By 1970, Robert Machemer introduced the first closed system surgical access to the posterior segment of the eye. This enabled surgical removal of opacities in the vitreous, including vitreous hemorrhages, using microsurgical instrumentation through the pars plana. Three years later, Conor O’Malley and Ralph Heintz would develop the modern-day three-port vitrectomy system with dedicated ports for removal of the vitreous using a cutter, infusion cannula to maintain intraocular pressure, and illumination of the posterior segment with a light. The instruments used for vitrectomies were initially 20-gauge in size, but further innovation led to the development of 27-gauge instrumentation (0.40 mm incision size) by 2010, further improving the safety profile of this commonly performed surgical procedure known as the Pars Plana Vitrectomy (PPV) [5].

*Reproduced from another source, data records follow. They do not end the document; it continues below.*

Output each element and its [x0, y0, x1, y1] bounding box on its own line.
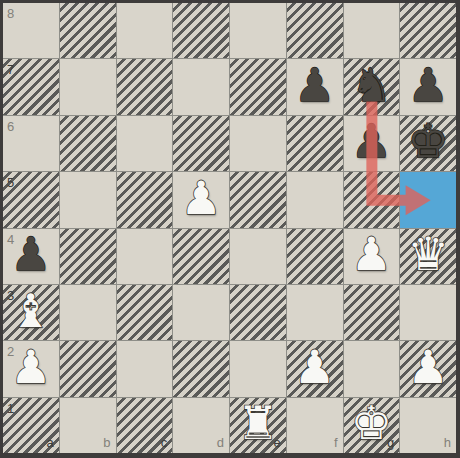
file-label-d: d: [217, 435, 224, 450]
square-c3[interactable]: [117, 285, 173, 340]
white-bishop[interactable]: ♝: [10, 288, 51, 334]
square-h3[interactable]: [400, 285, 456, 340]
square-f8[interactable]: [287, 3, 343, 58]
square-c6[interactable]: [117, 116, 173, 171]
square-g5[interactable]: [344, 172, 400, 227]
square-c2[interactable]: [117, 341, 173, 396]
square-f5[interactable]: [287, 172, 343, 227]
square-g7[interactable]: ♞: [344, 59, 400, 114]
square-g6[interactable]: ♟: [344, 116, 400, 171]
square-h8[interactable]: [400, 3, 456, 58]
square-g8[interactable]: [344, 3, 400, 58]
square-d4[interactable]: [173, 229, 229, 284]
black-knight[interactable]: ♞: [351, 62, 392, 108]
square-b2[interactable]: [60, 341, 116, 396]
white-rook[interactable]: ♜: [237, 400, 278, 446]
square-e3[interactable]: [230, 285, 286, 340]
board-frame: 87♟♞♟6♟♚5♟4♟♟♛3♝2♟♟♟1abcde♜fg♚h: [0, 0, 460, 458]
square-f3[interactable]: [287, 285, 343, 340]
square-f2[interactable]: ♟: [287, 341, 343, 396]
square-g2[interactable]: [344, 341, 400, 396]
square-e7[interactable]: [230, 59, 286, 114]
white-pawn[interactable]: ♟: [10, 344, 51, 390]
white-queen[interactable]: ♛: [408, 231, 449, 277]
square-h2[interactable]: ♟: [400, 341, 456, 396]
square-a6[interactable]: 6: [3, 116, 59, 171]
black-pawn[interactable]: ♟: [294, 62, 335, 108]
square-f6[interactable]: [287, 116, 343, 171]
square-e8[interactable]: [230, 3, 286, 58]
square-b1[interactable]: b: [60, 398, 116, 453]
black-pawn[interactable]: ♟: [408, 62, 449, 108]
square-b4[interactable]: [60, 229, 116, 284]
white-king[interactable]: ♚: [351, 400, 392, 446]
square-h1[interactable]: h: [400, 398, 456, 453]
rank-label-8: 8: [7, 6, 14, 21]
white-pawn[interactable]: ♟: [294, 344, 335, 390]
square-e4[interactable]: [230, 229, 286, 284]
square-g4[interactable]: ♟: [344, 229, 400, 284]
black-pawn[interactable]: ♟: [351, 118, 392, 164]
square-b5[interactable]: [60, 172, 116, 227]
square-g1[interactable]: g♚: [344, 398, 400, 453]
square-d3[interactable]: [173, 285, 229, 340]
square-h4[interactable]: ♛: [400, 229, 456, 284]
file-label-b: b: [103, 435, 110, 450]
square-e2[interactable]: [230, 341, 286, 396]
black-king[interactable]: ♚: [408, 118, 449, 164]
square-b6[interactable]: [60, 116, 116, 171]
square-b8[interactable]: [60, 3, 116, 58]
rank-label-6: 6: [7, 119, 14, 134]
square-d7[interactable]: [173, 59, 229, 114]
square-h7[interactable]: ♟: [400, 59, 456, 114]
square-f1[interactable]: f: [287, 398, 343, 453]
square-c5[interactable]: [117, 172, 173, 227]
square-a5[interactable]: 5: [3, 172, 59, 227]
square-g3[interactable]: [344, 285, 400, 340]
square-c4[interactable]: [117, 229, 173, 284]
square-a3[interactable]: 3♝: [3, 285, 59, 340]
rank-label-5: 5: [7, 175, 14, 190]
rank-label-7: 7: [7, 62, 14, 77]
square-d8[interactable]: [173, 3, 229, 58]
file-label-c: c: [161, 435, 168, 450]
file-label-f: f: [334, 435, 338, 450]
square-c1[interactable]: c: [117, 398, 173, 453]
white-pawn[interactable]: ♟: [408, 344, 449, 390]
black-pawn[interactable]: ♟: [10, 231, 51, 277]
chess-board: 87♟♞♟6♟♚5♟4♟♟♛3♝2♟♟♟1abcde♜fg♚h: [3, 3, 456, 453]
white-pawn[interactable]: ♟: [351, 231, 392, 277]
square-b7[interactable]: [60, 59, 116, 114]
square-e6[interactable]: [230, 116, 286, 171]
square-h5[interactable]: [400, 172, 456, 227]
square-c7[interactable]: [117, 59, 173, 114]
square-h6[interactable]: ♚: [400, 116, 456, 171]
file-label-a: a: [47, 435, 54, 450]
square-d1[interactable]: d: [173, 398, 229, 453]
square-d5[interactable]: ♟: [173, 172, 229, 227]
square-a8[interactable]: 8: [3, 3, 59, 58]
square-f7[interactable]: ♟: [287, 59, 343, 114]
white-pawn[interactable]: ♟: [181, 175, 222, 221]
square-b3[interactable]: [60, 285, 116, 340]
square-f4[interactable]: [287, 229, 343, 284]
square-d2[interactable]: [173, 341, 229, 396]
rank-label-1: 1: [7, 401, 14, 416]
file-label-h: h: [444, 435, 451, 450]
square-e1[interactable]: e♜: [230, 398, 286, 453]
square-e5[interactable]: [230, 172, 286, 227]
square-d6[interactable]: [173, 116, 229, 171]
square-a7[interactable]: 7: [3, 59, 59, 114]
square-a1[interactable]: 1a: [3, 398, 59, 453]
square-c8[interactable]: [117, 3, 173, 58]
square-a4[interactable]: 4♟: [3, 229, 59, 284]
square-a2[interactable]: 2♟: [3, 341, 59, 396]
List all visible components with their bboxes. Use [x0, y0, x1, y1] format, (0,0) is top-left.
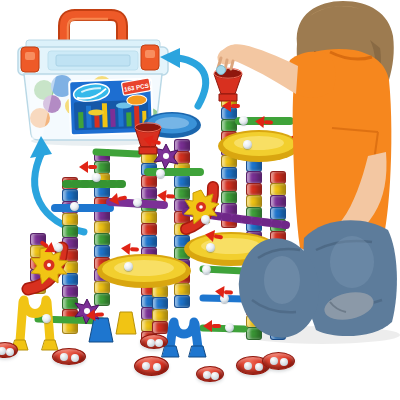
- boy: [0, 0, 400, 400]
- product-photo: 163 PCS: [0, 0, 400, 400]
- held-marble: [217, 66, 226, 75]
- boy-jeans: [232, 220, 397, 343]
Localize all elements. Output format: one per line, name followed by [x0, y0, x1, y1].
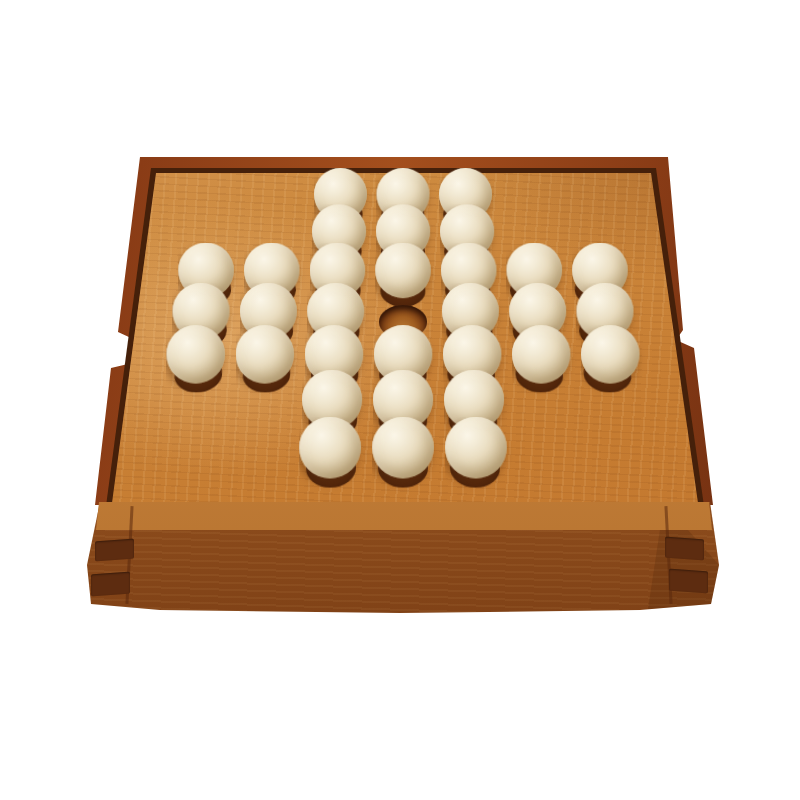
cell-r5c1 [163, 341, 236, 385]
finger-joint [91, 572, 130, 597]
cell-r7c5 [438, 430, 511, 478]
peg-marble[interactable] [166, 325, 225, 384]
peg-marble[interactable] [581, 325, 640, 384]
cell-r6c7 [574, 384, 649, 430]
peg-marble[interactable] [299, 417, 361, 479]
cell-r3c4 [370, 260, 435, 299]
peg-solitaire-product-photo [0, 0, 800, 800]
finger-joint [665, 537, 704, 561]
cell-r1c2 [248, 187, 312, 223]
cell-r1c7 [555, 187, 621, 223]
finger-joint [95, 539, 134, 562]
cell-r7c6 [509, 430, 584, 478]
peg-marble[interactable] [445, 417, 507, 479]
peg-marble[interactable] [512, 325, 571, 384]
cell-r7c4 [367, 430, 439, 478]
cell-r6c6 [506, 384, 579, 430]
cell-r7c1 [150, 430, 227, 478]
finger-joint [669, 569, 708, 594]
cell-r5c2 [232, 341, 303, 385]
cell-r5c7 [570, 341, 643, 385]
cell-r5c6 [503, 341, 574, 385]
cell-r6c1 [157, 384, 232, 430]
cell-r1c1 [186, 187, 252, 223]
peg-marble[interactable] [236, 325, 295, 384]
peg-marble[interactable] [375, 243, 431, 299]
cell-r7c2 [222, 430, 297, 478]
peg-grid [150, 187, 656, 479]
cell-r1c6 [494, 187, 558, 223]
cell-r6c2 [227, 384, 300, 430]
peg-marble[interactable] [372, 417, 434, 479]
cell-r7c7 [579, 430, 656, 478]
cell-r7c3 [294, 430, 367, 478]
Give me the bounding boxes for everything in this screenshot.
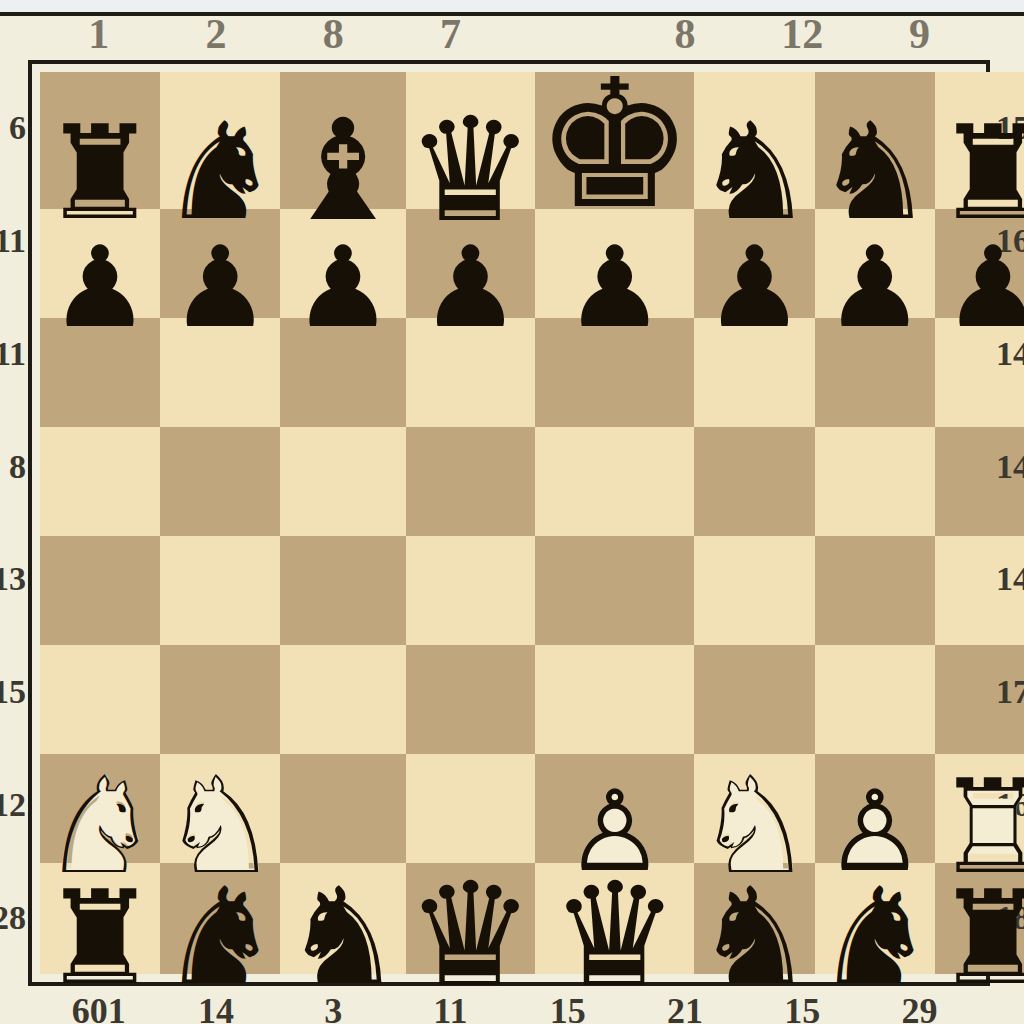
square-h7[interactable]: ♟	[935, 209, 1024, 318]
square-d4[interactable]	[406, 536, 535, 645]
left-label-row-4: 13	[0, 560, 26, 598]
square-e1[interactable]: ♛	[535, 863, 695, 974]
top-label-col-a: 1	[88, 10, 109, 58]
square-g4[interactable]	[815, 536, 935, 645]
square-f1[interactable]: ♞	[694, 863, 814, 974]
square-f5[interactable]	[694, 427, 814, 536]
left-label-row-5: 8	[0, 448, 26, 486]
square-g1[interactable]: ♞	[815, 863, 935, 974]
square-f7[interactable]: ♟	[694, 209, 814, 318]
square-a7[interactable]: ♟	[40, 209, 160, 318]
square-c5[interactable]	[280, 427, 406, 536]
square-c2[interactable]	[280, 754, 406, 863]
square-c1[interactable]: ♞	[280, 863, 406, 974]
piece-black-knight-icon[interactable]: ♞	[160, 105, 280, 239]
square-b1[interactable]: ♞	[160, 863, 280, 974]
square-e8[interactable]: ♚	[535, 72, 695, 209]
square-d8[interactable]: ♛	[406, 72, 535, 209]
square-e3[interactable]	[535, 645, 695, 754]
piece-black-knight-icon[interactable]: ♞	[694, 105, 814, 239]
square-g2[interactable]: ♟♙	[815, 754, 935, 863]
window-top-strip	[0, 0, 1024, 12]
piece-black-rook-icon[interactable]: ♜	[42, 108, 159, 238]
piece-black-queen-icon[interactable]: ♛	[550, 863, 679, 1007]
square-a3[interactable]	[40, 645, 160, 754]
square-f4[interactable]	[694, 536, 814, 645]
top-label-col-g: 12	[781, 10, 823, 58]
right-label-row-3: 17	[996, 673, 1024, 711]
chess-diagram-screen: ♜♞♝♛♚♞♞♜♟♟♟♟♟♟♟♟♞♘♞♘♟♙♞♘♟♙♜♖♜♞♞♛♛♞♞♜ 128…	[0, 0, 1024, 1024]
square-d1[interactable]: ♛	[406, 863, 535, 974]
square-b4[interactable]	[160, 536, 280, 645]
piece-black-rook-icon[interactable]: ♜	[42, 873, 159, 1003]
square-c7[interactable]: ♟	[280, 209, 406, 318]
window-top-divider	[0, 12, 1024, 16]
piece-black-pawn-icon[interactable]: ♟	[704, 231, 804, 343]
piece-black-pawn-icon[interactable]: ♟	[824, 231, 924, 343]
square-b3[interactable]	[160, 645, 280, 754]
left-label-row-2: 12	[0, 786, 26, 824]
piece-black-pawn-icon[interactable]: ♟	[293, 231, 393, 343]
square-a5[interactable]	[40, 427, 160, 536]
piece-black-knight-icon[interactable]: ♞	[160, 870, 280, 1004]
left-label-row-7: 11	[0, 222, 26, 260]
square-b8[interactable]: ♞	[160, 72, 280, 209]
left-label-row-1: 28	[0, 899, 26, 937]
square-b2[interactable]: ♞♘	[160, 754, 280, 863]
square-g7[interactable]: ♟	[815, 209, 935, 318]
piece-black-pawn-icon[interactable]: ♟	[170, 231, 270, 343]
board-frame: ♜♞♝♛♚♞♞♜♟♟♟♟♟♟♟♟♞♘♞♘♟♙♞♘♟♙♜♖♜♞♞♛♛♞♞♜	[28, 60, 990, 986]
piece-black-bishop-icon[interactable]: ♝	[280, 101, 406, 241]
right-label-row-5: 14	[996, 448, 1024, 486]
square-c3[interactable]	[280, 645, 406, 754]
square-c8[interactable]: ♝	[280, 72, 406, 209]
piece-black-queen-icon[interactable]: ♛	[406, 98, 535, 242]
piece-black-pawn-icon[interactable]: ♟	[943, 231, 1024, 343]
left-label-row-8: 6	[0, 109, 26, 147]
square-c4[interactable]	[280, 536, 406, 645]
square-b7[interactable]: ♟	[160, 209, 280, 318]
piece-black-rook-icon[interactable]: ♜	[935, 873, 1024, 1003]
square-f2[interactable]: ♞♘	[694, 754, 814, 863]
square-a8[interactable]: ♜	[40, 72, 160, 209]
square-h1[interactable]: ♜	[935, 863, 1024, 974]
square-h8[interactable]: ♜	[935, 72, 1024, 209]
square-f3[interactable]	[694, 645, 814, 754]
square-a4[interactable]	[40, 536, 160, 645]
left-label-row-6: 11	[0, 335, 26, 373]
square-g8[interactable]: ♞	[815, 72, 935, 209]
board: ♜♞♝♛♚♞♞♜♟♟♟♟♟♟♟♟♞♘♞♘♟♙♞♘♟♙♜♖♜♞♞♛♛♞♞♜	[40, 72, 978, 974]
piece-black-pawn-icon[interactable]: ♟	[50, 231, 150, 343]
top-label-col-h: 9	[909, 10, 930, 58]
square-h2[interactable]: ♜♖	[935, 754, 1024, 863]
piece-black-knight-icon[interactable]: ♞	[694, 870, 814, 1004]
piece-black-pawn-icon[interactable]: ♟	[420, 231, 520, 343]
piece-black-king-icon[interactable]: ♚	[535, 56, 695, 234]
square-g3[interactable]	[815, 645, 935, 754]
square-e2[interactable]: ♟♙	[535, 754, 695, 863]
square-d3[interactable]	[406, 645, 535, 754]
square-e5[interactable]	[535, 427, 695, 536]
top-label-col-d: 7	[440, 10, 461, 58]
piece-black-knight-icon[interactable]: ♞	[815, 870, 935, 1004]
top-label-col-b: 2	[205, 10, 226, 58]
square-d7[interactable]: ♟	[406, 209, 535, 318]
piece-black-rook-icon[interactable]: ♜	[935, 108, 1024, 238]
square-a1[interactable]: ♜	[40, 863, 160, 974]
top-label-col-c: 8	[323, 10, 344, 58]
piece-black-knight-icon[interactable]: ♞	[815, 105, 935, 239]
piece-black-queen-icon[interactable]: ♛	[406, 863, 535, 1007]
square-d2[interactable]	[406, 754, 535, 863]
piece-black-knight-icon[interactable]: ♞	[283, 870, 403, 1004]
right-label-row-4: 14	[996, 560, 1024, 598]
square-g5[interactable]	[815, 427, 935, 536]
square-a2[interactable]: ♞♘	[40, 754, 160, 863]
square-e4[interactable]	[535, 536, 695, 645]
square-d5[interactable]	[406, 427, 535, 536]
square-b5[interactable]	[160, 427, 280, 536]
left-label-row-3: 15	[0, 673, 26, 711]
square-f8[interactable]: ♞	[694, 72, 814, 209]
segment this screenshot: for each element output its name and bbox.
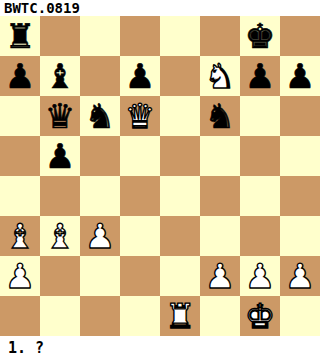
square-a1[interactable]	[0, 296, 40, 336]
square-d4[interactable]	[120, 176, 160, 216]
square-a8[interactable]: ♜	[0, 16, 40, 56]
white-pawn-piece: ♟	[245, 259, 275, 293]
square-h1[interactable]	[280, 296, 320, 336]
square-g6[interactable]	[240, 96, 280, 136]
chess-puzzle-window: BWTC.0819 ♜♚♟♝♟♞♟♟♛♞♛♞♟♝♝♟♟♟♟♟♜♚ 1. ?	[0, 0, 320, 360]
square-e6[interactable]	[160, 96, 200, 136]
square-c3[interactable]: ♟	[80, 216, 120, 256]
square-h8[interactable]	[280, 16, 320, 56]
black-rook-piece: ♜	[5, 19, 35, 53]
square-e4[interactable]	[160, 176, 200, 216]
square-h4[interactable]	[280, 176, 320, 216]
black-pawn-piece: ♟	[125, 59, 155, 93]
square-f3[interactable]	[200, 216, 240, 256]
white-pawn-piece: ♟	[205, 259, 235, 293]
white-bishop-piece: ♝	[45, 219, 75, 253]
white-knight-piece: ♞	[205, 59, 235, 93]
square-b8[interactable]	[40, 16, 80, 56]
square-d3[interactable]	[120, 216, 160, 256]
square-c4[interactable]	[80, 176, 120, 216]
square-d1[interactable]	[120, 296, 160, 336]
square-f8[interactable]	[200, 16, 240, 56]
white-pawn-piece: ♟	[5, 259, 35, 293]
square-f4[interactable]	[200, 176, 240, 216]
square-g3[interactable]	[240, 216, 280, 256]
square-h2[interactable]: ♟	[280, 256, 320, 296]
square-f5[interactable]	[200, 136, 240, 176]
square-g8[interactable]: ♚	[240, 16, 280, 56]
square-c2[interactable]	[80, 256, 120, 296]
white-rook-piece: ♜	[165, 299, 195, 333]
black-knight-piece: ♞	[205, 99, 235, 133]
square-e5[interactable]	[160, 136, 200, 176]
black-pawn-piece: ♟	[245, 59, 275, 93]
square-b2[interactable]	[40, 256, 80, 296]
move-prompt: 1. ?	[8, 339, 44, 357]
square-a3[interactable]: ♝	[0, 216, 40, 256]
square-f1[interactable]	[200, 296, 240, 336]
square-e1[interactable]: ♜	[160, 296, 200, 336]
square-g7[interactable]: ♟	[240, 56, 280, 96]
black-knight-piece: ♞	[85, 99, 115, 133]
square-e7[interactable]	[160, 56, 200, 96]
black-pawn-piece: ♟	[5, 59, 35, 93]
square-c8[interactable]	[80, 16, 120, 56]
white-pawn-piece: ♟	[85, 219, 115, 253]
square-g1[interactable]: ♚	[240, 296, 280, 336]
square-b3[interactable]: ♝	[40, 216, 80, 256]
square-g4[interactable]	[240, 176, 280, 216]
move-prompt-bar: 1. ?	[0, 336, 320, 360]
square-d7[interactable]: ♟	[120, 56, 160, 96]
square-b7[interactable]: ♝	[40, 56, 80, 96]
square-d6[interactable]: ♛	[120, 96, 160, 136]
square-d8[interactable]	[120, 16, 160, 56]
white-pawn-piece: ♟	[285, 259, 315, 293]
square-b5[interactable]: ♟	[40, 136, 80, 176]
square-b4[interactable]	[40, 176, 80, 216]
black-pawn-piece: ♟	[45, 139, 75, 173]
black-bishop-piece: ♝	[45, 59, 75, 93]
square-f2[interactable]: ♟	[200, 256, 240, 296]
square-h6[interactable]	[280, 96, 320, 136]
square-b6[interactable]: ♛	[40, 96, 80, 136]
square-e8[interactable]	[160, 16, 200, 56]
square-c1[interactable]	[80, 296, 120, 336]
white-king-piece: ♚	[245, 299, 275, 333]
black-king-piece: ♚	[245, 19, 275, 53]
square-f6[interactable]: ♞	[200, 96, 240, 136]
square-d2[interactable]	[120, 256, 160, 296]
square-c7[interactable]	[80, 56, 120, 96]
white-bishop-piece: ♝	[5, 219, 35, 253]
square-e3[interactable]	[160, 216, 200, 256]
square-g5[interactable]	[240, 136, 280, 176]
square-a6[interactable]	[0, 96, 40, 136]
chess-board: ♜♚♟♝♟♞♟♟♛♞♛♞♟♝♝♟♟♟♟♟♜♚	[0, 16, 320, 336]
square-a7[interactable]: ♟	[0, 56, 40, 96]
square-h3[interactable]	[280, 216, 320, 256]
square-a5[interactable]	[0, 136, 40, 176]
square-c5[interactable]	[80, 136, 120, 176]
title-bar: BWTC.0819	[0, 0, 320, 16]
square-e2[interactable]	[160, 256, 200, 296]
white-queen-piece: ♛	[125, 99, 155, 133]
black-pawn-piece: ♟	[285, 59, 315, 93]
square-a2[interactable]: ♟	[0, 256, 40, 296]
black-queen-piece: ♛	[45, 99, 75, 133]
square-h7[interactable]: ♟	[280, 56, 320, 96]
square-g2[interactable]: ♟	[240, 256, 280, 296]
square-f7[interactable]: ♞	[200, 56, 240, 96]
square-d5[interactable]	[120, 136, 160, 176]
puzzle-id-title: BWTC.0819	[4, 0, 80, 16]
square-c6[interactable]: ♞	[80, 96, 120, 136]
square-h5[interactable]	[280, 136, 320, 176]
square-b1[interactable]	[40, 296, 80, 336]
square-a4[interactable]	[0, 176, 40, 216]
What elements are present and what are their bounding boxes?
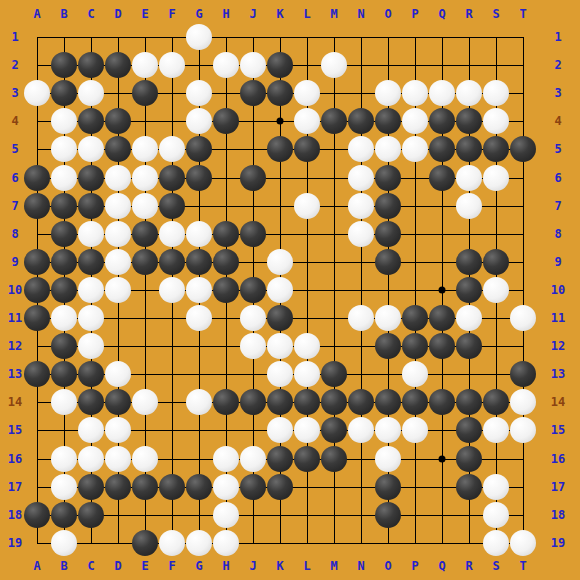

By 1985, the Early Treatment Diabetic Retinopathy Study (ETDRS) would publish the data from its five year trial and would further standardize management strategies for diabetic retinopathy. Its goal was to evaluate the effectiveness of both argon LASER photocoagulation and aspirin therapy in delaying or preventing progression of the disease. Aspirin was found to have zero effect on the progression of retinopathy, but did reduce cardiovascular risk and did not increase the risk for vitreous hemorrhage. The study standardized the definition of “clinically significant macular edema (CSME)”, and demonstrated a clear benefit of focal macular LASER [5] [6].

Modern day treatment of diabetic macular edema relies more heavily on the results of macular optical coherence tomography (OCT) than it does fluorescein angiography. The first in vivo OCT images of the retina were published in 1993, and gained widespread clinical use by the late 1990’s. Optical coherence tomography is a light-based technique that provides tissue imagery at high resolutions and can yield great accuracy in the diagnosis of diabetic macular edema. It is a non-invasive imaging modality that is routinely performed to monitor DME progression at the molecular level and can help determine whether or not to initiate treatment for diabetic macular edema [4] [7].

The identification of VEGF as a major cause of macular edema and neovascularization led to the current use of intravitreal anti-vascular endothelial growth factor (VEGF) intravitreal injections to treat macular edema. Several studies have demonstrated that anti-VEGF therapy is more effective than focal LASER treatment for macular edema. Ranibizumab gained FDA approval in 2012 for the treatment of diabetic macular edema, followed by Aflibercept receiving FDA approval in 2014 [8].

Ophthalmoplegia is an entity which is less common than diabetic retinopathy but, as a result of the complications from both a diagnostic and treatment viewpoint, is often a source of anxiety for affected patients. In a study conducted over a ten-year period by “S. Biago” Hospital, Marsala, statistics were collected on diabetic patients who exhibited ophthalmoplegia. This study showed that while it is a serious condition, ophthalmoplegia is very uncommon in diabetic patients; it was identified in only 0.40% of patients. Furthermore, the study showed that out of all patients who exhibited ophthalmoplegia, 59.3% was accounted for by isolated Cranial Nerve III palsies, followed by Cranial Nerve VI palsies (29.6% of patients), and 11.1% of patients showed multiple palsies. Patients who exhibited symptoms of ophthalmoplegia in the study were largely found to have poorly controlled diabetes [9].

While diabetes has many ocular complications, recent years have brought many advancements in the areas of treatments and imaging modalities. These include antiVEGF injections, LASERs, and microsurgeries such as pars plana vitrectomy and cataract surgery. As a result of these modern treatments, many diabetic patients maintain usable vision for the duration of their lives [6].

Conflicts of Interest

The authors declare no conflicts of interest regarding the publication of this paper.